Cultura
Parem o mundo que eu quero descer
A Síria é um país soberano. Seu regime não é da nossa conta. E acho que não é menos democrática do que a Arábia Saudita
Que me perdoem os leitores por meu pouco conhecimento das relações internacionais. Não que eu deixe de acompanhar diariamente o que vem acontecendo por este nosso velho e cansado mundo. Isso não. Aliás, como não assino jornal (não me sobra tempo das leituras de literatura), procuro me informar por dois, três noticiários de televisão. Mas é claro, macaco velho, já aprendi que televisão deve ser vista sempre com um dos dois pés para trás. O que se diz, como se diz e em benefício de quem.
Pois bem, uma das coisas, nas relações internacionais, que me vem intrigando ultimamente, é o empenho inicial de Obama em aplicar um corretivo no seu correlato Assad. Primeiro disseram que o sírio havia usado arma química contra os rebeldes. O Obama saiu de casa trotando verbos que seu correlato sírio precisava ser castigado. Sabe, te dou ponto negativo, te deixo de joelhos sobre milho, te corto a mesada do mês. Desse jeito. Ao estilo cowboy. Mim tem revólver, mim mata bandido, porque se não vou com a cara, é bandido. Tá bom? Acontece que apareceu alguém dizendo que, bem, ainda não se sabe se o governo lançou o sarin ou se foram os rebeldes. Imediatamente o xerife mudou o discurso. Não me interessa: foi no território sob sua jurisdição, tem de ser castigado porque não coibiu a ação dos rebeldes. Vocês se lembram da fábula? Aquela do lobo e do cordeiro. O mundo dá voltas e voltas e continua no mesmo lugar.

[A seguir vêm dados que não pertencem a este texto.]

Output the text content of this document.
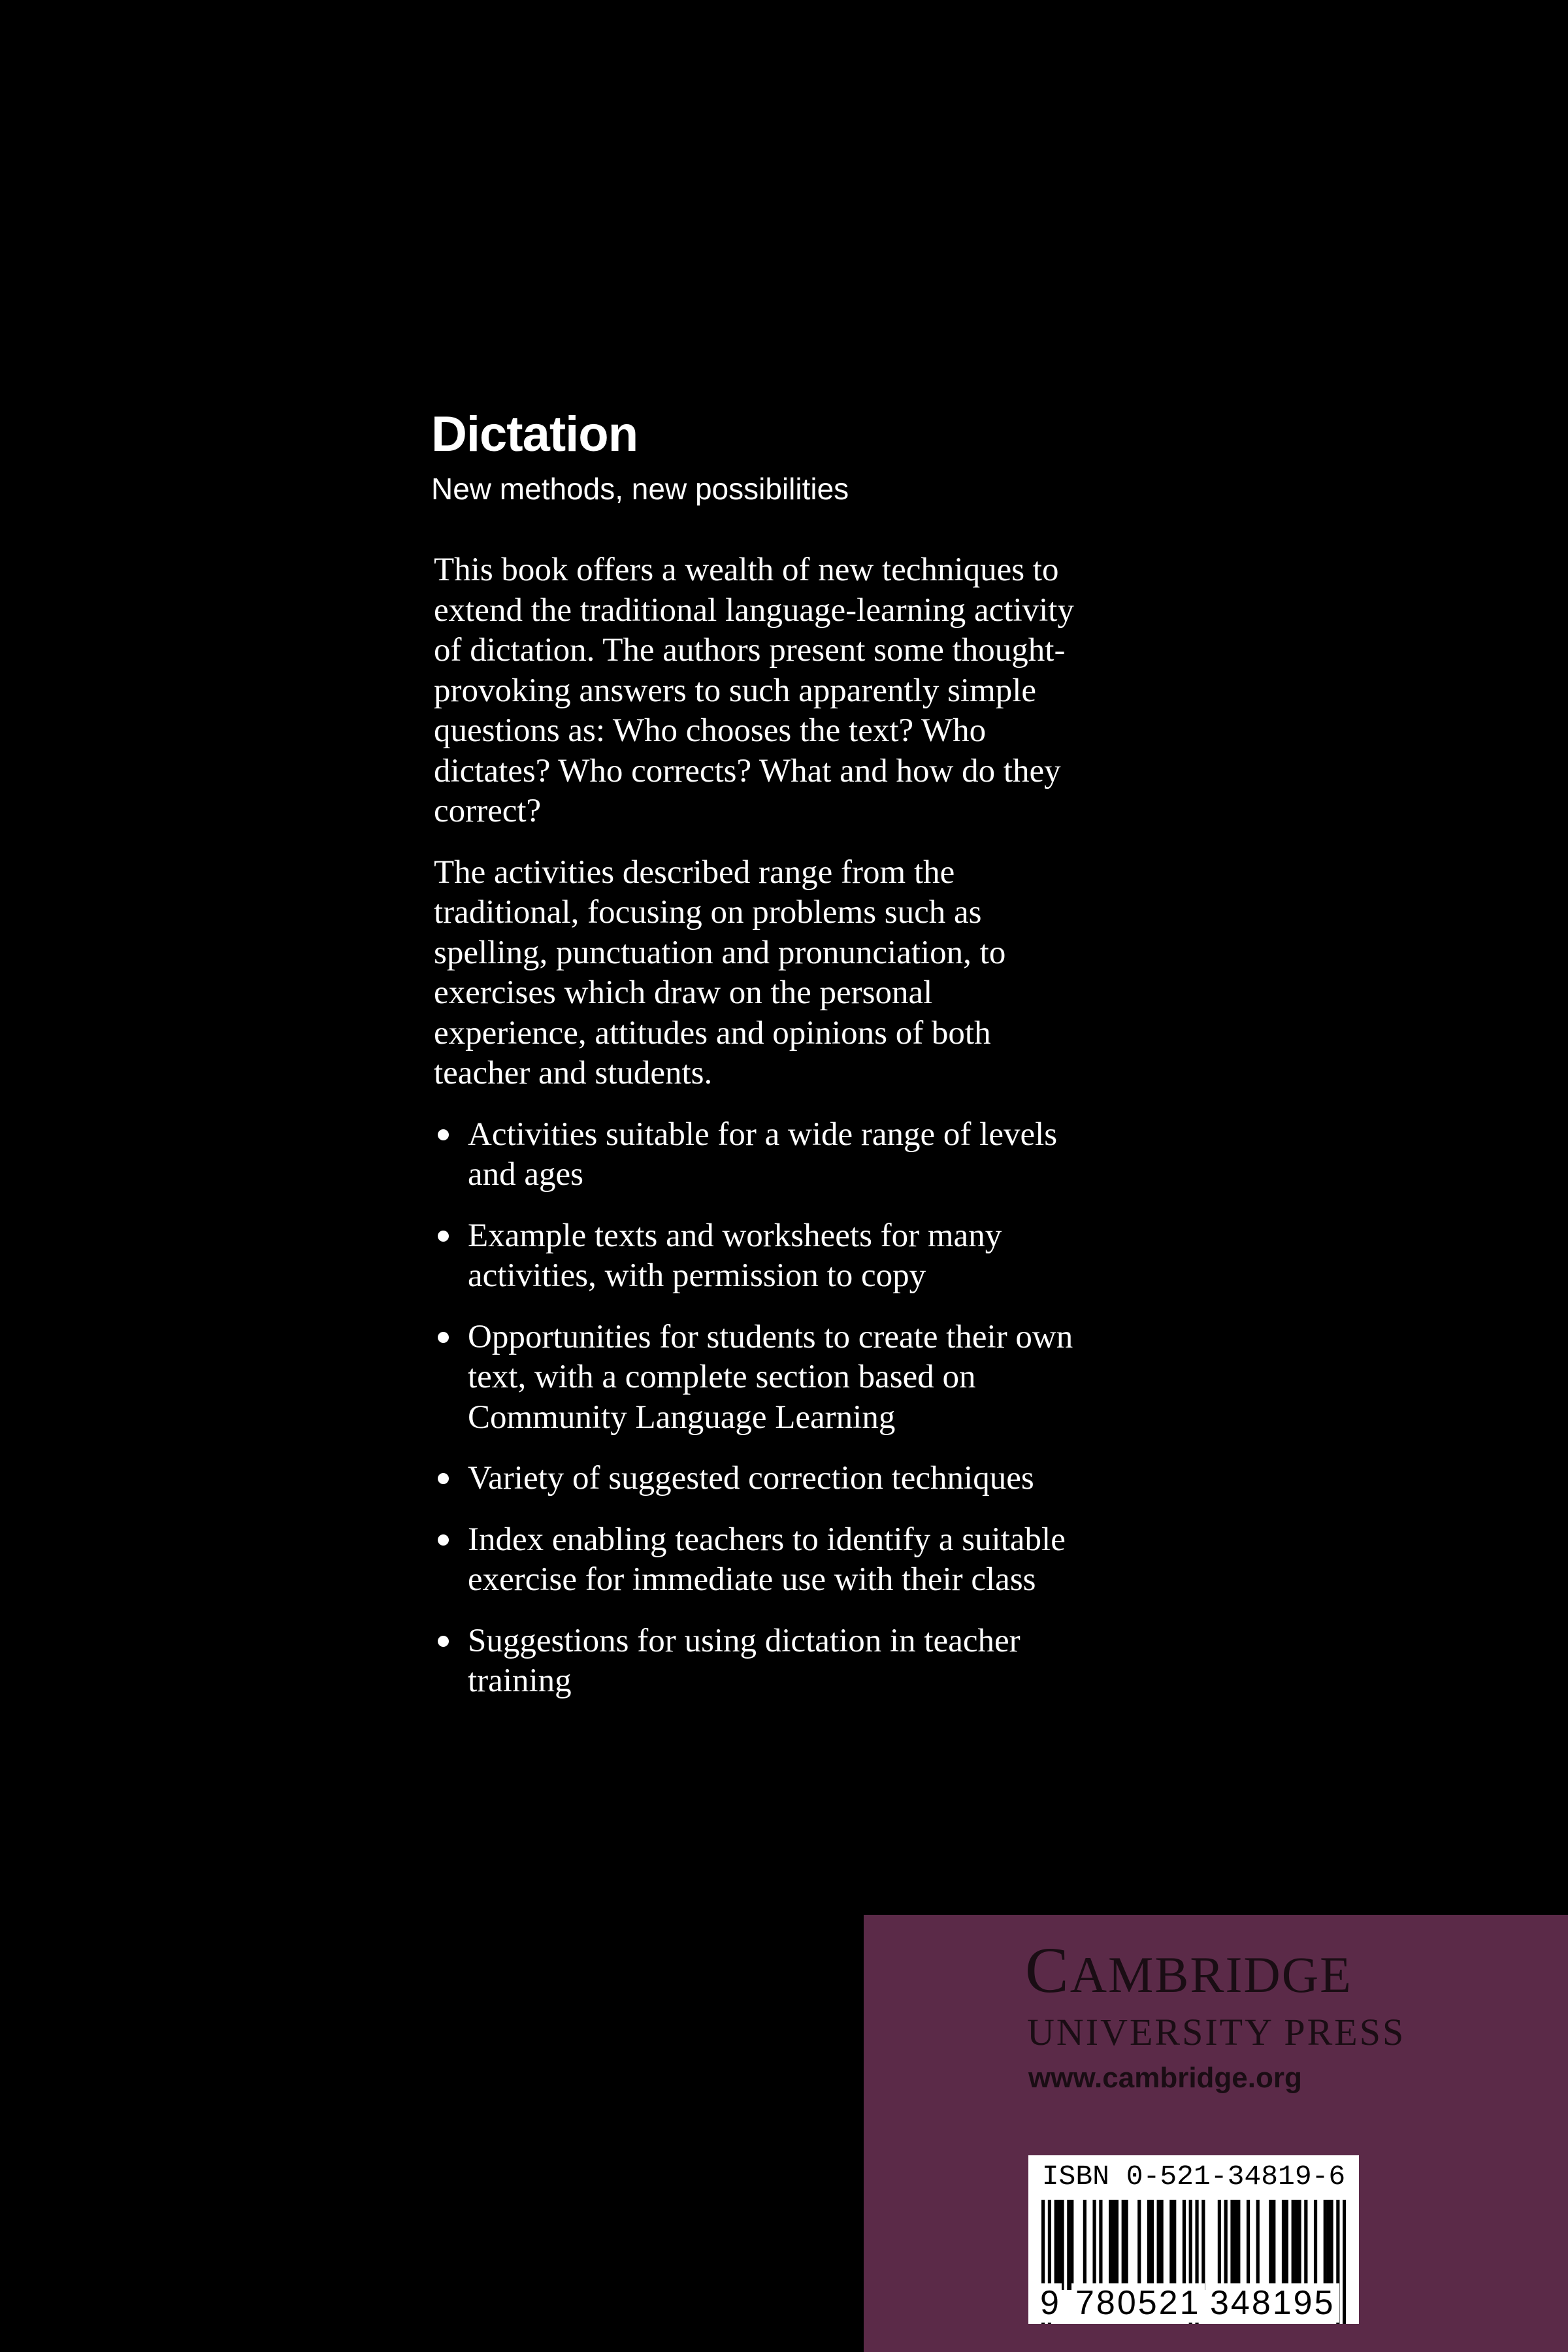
Dictation

New methods, new possibilities

This book offers a wealth of new techniques to
extend the traditional language-learning activity
of dictation. The authors present some thought-
provoking answers to such apparently simple
questions as: Who chooses the text? Who
dictates? Who corrects? What and how do they
correct?

The activities described range from the
traditional, focusing on problems such as
spelling, punctuation and pronunciation, to
exercises which draw on the personal
experience, attitudes and opinions of both
teacher and students.

Activities suitable for a wide range of levels
and ages
Example texts and worksheets for many
activities, with permission to copy
Opportunities for students to create their own
text, with a complete section based on
Community Language Learning
Variety of suggested correction techniques
Index enabling teachers to identify a suitable
exercise for immediate use with their class
Suggestions for using dictation in teacher
training

CAMBRIDGE

UNIVERSITY PRESS

www.cambridge.org

ISBN 0-521-34819-6

9 780521 348195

O interessante nesta história, e que me deixa completamente confuso, é que, na Convenção de Genebra de 1925, ficou proibido o uso de armas químicas, convenção que resultou em vários tratados posteriores e que foram assinados por alguma autoridade estadunidense. Se ficasse só nisso, até daria para entender. Mas acontece que ainda me lembro dos anos que vão de 1961 a 1971, os dez anos em que os Estados Unidos, o país dirigido pelo senhor Obama, despejaram cerca de 80 milhões de litros do Agente Laranja sobre a população do Vietnã. O Agente Laranja é inofensivo? Uma ova. E a dioxina tetraclorodibenzodioxina (cancerígena) que estava embutida (400 quilos)? Foram 4.800.000 pessoas atingidas por esse crime. Mas não estava proibido?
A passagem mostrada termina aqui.